4. Notes from a Blue Bike
I picked this one up because I’m really into the concept she addresses: living slowly and intentionally in this chaotic world. Americans tends to rush everywhere, and do everything quickly, and constantly multi-task (myself included, especially since Simona). I love the idea of enjoying one thing at a time, and focusing on the life and people in front of you instead of a screen. It’s a really hard thing to practice though.

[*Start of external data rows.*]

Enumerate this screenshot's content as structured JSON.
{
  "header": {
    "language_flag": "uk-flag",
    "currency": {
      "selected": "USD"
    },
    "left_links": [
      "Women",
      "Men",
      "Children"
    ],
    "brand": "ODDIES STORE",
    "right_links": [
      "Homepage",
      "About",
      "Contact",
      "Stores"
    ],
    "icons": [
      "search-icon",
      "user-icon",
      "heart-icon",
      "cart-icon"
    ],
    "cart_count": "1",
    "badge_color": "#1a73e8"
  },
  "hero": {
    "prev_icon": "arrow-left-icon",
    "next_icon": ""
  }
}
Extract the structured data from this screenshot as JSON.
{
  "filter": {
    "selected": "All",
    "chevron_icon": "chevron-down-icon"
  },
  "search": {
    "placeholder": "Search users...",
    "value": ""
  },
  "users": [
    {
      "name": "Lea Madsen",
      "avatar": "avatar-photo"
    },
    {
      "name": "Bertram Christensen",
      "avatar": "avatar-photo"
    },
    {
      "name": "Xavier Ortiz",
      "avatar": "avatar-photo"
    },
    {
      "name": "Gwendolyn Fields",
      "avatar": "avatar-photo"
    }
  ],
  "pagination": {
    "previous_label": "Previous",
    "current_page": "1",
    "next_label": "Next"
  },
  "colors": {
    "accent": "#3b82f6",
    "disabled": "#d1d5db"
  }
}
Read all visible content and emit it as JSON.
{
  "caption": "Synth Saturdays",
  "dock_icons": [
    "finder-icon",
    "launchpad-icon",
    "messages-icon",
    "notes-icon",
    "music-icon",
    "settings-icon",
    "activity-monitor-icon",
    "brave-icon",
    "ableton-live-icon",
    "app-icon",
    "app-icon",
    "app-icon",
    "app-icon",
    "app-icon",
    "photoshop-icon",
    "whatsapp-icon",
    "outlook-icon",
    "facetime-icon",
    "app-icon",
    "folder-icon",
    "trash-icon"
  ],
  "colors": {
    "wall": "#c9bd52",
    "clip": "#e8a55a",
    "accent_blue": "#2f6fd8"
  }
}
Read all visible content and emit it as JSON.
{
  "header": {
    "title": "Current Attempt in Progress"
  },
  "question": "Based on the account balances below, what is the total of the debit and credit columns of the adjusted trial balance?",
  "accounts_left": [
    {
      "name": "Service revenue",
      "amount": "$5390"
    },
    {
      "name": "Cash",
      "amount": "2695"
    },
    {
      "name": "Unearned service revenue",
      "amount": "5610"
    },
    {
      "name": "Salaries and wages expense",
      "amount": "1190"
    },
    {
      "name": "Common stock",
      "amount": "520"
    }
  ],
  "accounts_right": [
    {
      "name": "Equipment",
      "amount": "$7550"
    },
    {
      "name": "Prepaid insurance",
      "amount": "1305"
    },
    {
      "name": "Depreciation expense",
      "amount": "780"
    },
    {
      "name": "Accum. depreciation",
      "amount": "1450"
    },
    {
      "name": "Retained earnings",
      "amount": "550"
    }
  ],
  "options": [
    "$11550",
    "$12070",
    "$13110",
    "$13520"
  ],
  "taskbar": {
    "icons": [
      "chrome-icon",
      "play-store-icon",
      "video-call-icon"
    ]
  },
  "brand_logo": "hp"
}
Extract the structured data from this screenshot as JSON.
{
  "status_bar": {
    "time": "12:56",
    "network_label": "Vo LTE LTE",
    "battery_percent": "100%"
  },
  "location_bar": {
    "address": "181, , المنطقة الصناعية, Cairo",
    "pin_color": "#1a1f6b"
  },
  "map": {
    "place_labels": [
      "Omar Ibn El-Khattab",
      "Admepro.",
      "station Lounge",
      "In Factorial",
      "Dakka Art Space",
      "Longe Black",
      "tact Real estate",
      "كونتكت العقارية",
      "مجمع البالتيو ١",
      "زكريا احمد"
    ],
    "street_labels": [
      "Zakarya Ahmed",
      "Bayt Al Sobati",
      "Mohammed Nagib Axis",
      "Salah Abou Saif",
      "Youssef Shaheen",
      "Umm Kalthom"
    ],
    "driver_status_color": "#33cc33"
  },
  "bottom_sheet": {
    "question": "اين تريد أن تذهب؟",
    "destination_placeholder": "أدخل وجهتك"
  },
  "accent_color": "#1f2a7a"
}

5. Girl at the End of the World
Just finished this last week, and it’s one of those that’s hard to put down…for me, especially, because I have a personal connection to her story. I grew up in a ‘branch’ of the same fundamentalist Christian group that she did. I was much more removed from it than she was, and was only 17 when it all broke up, but I found the stories she told both familiar and shocking. I wasn’t aware of everything that went on, and as I read her honest personal account, I found myself angry, tearful, amused, shocked, pensive…basically all the emotions. That’s telling of a good book, no?
What are you reading?

spring pastels

It doesn’t feel like spring around here. Yesterday we woke up to a dusting of snow and a high in the 20s. I had been refusing to wear a winter jacket but I was forced to put one on for a windy walk around the block with Simona.

I keep desperately checking my weather app and finally it’s showing some consistent 40-degree weather with a couple days in the 50s. This winter has been cruel, to say the very least, if those temps seem warm. At the end of March.

But I’m gonna keep eating berries, wearing shorts, and looking at pretty pictures in hopes that I can will spring to be here.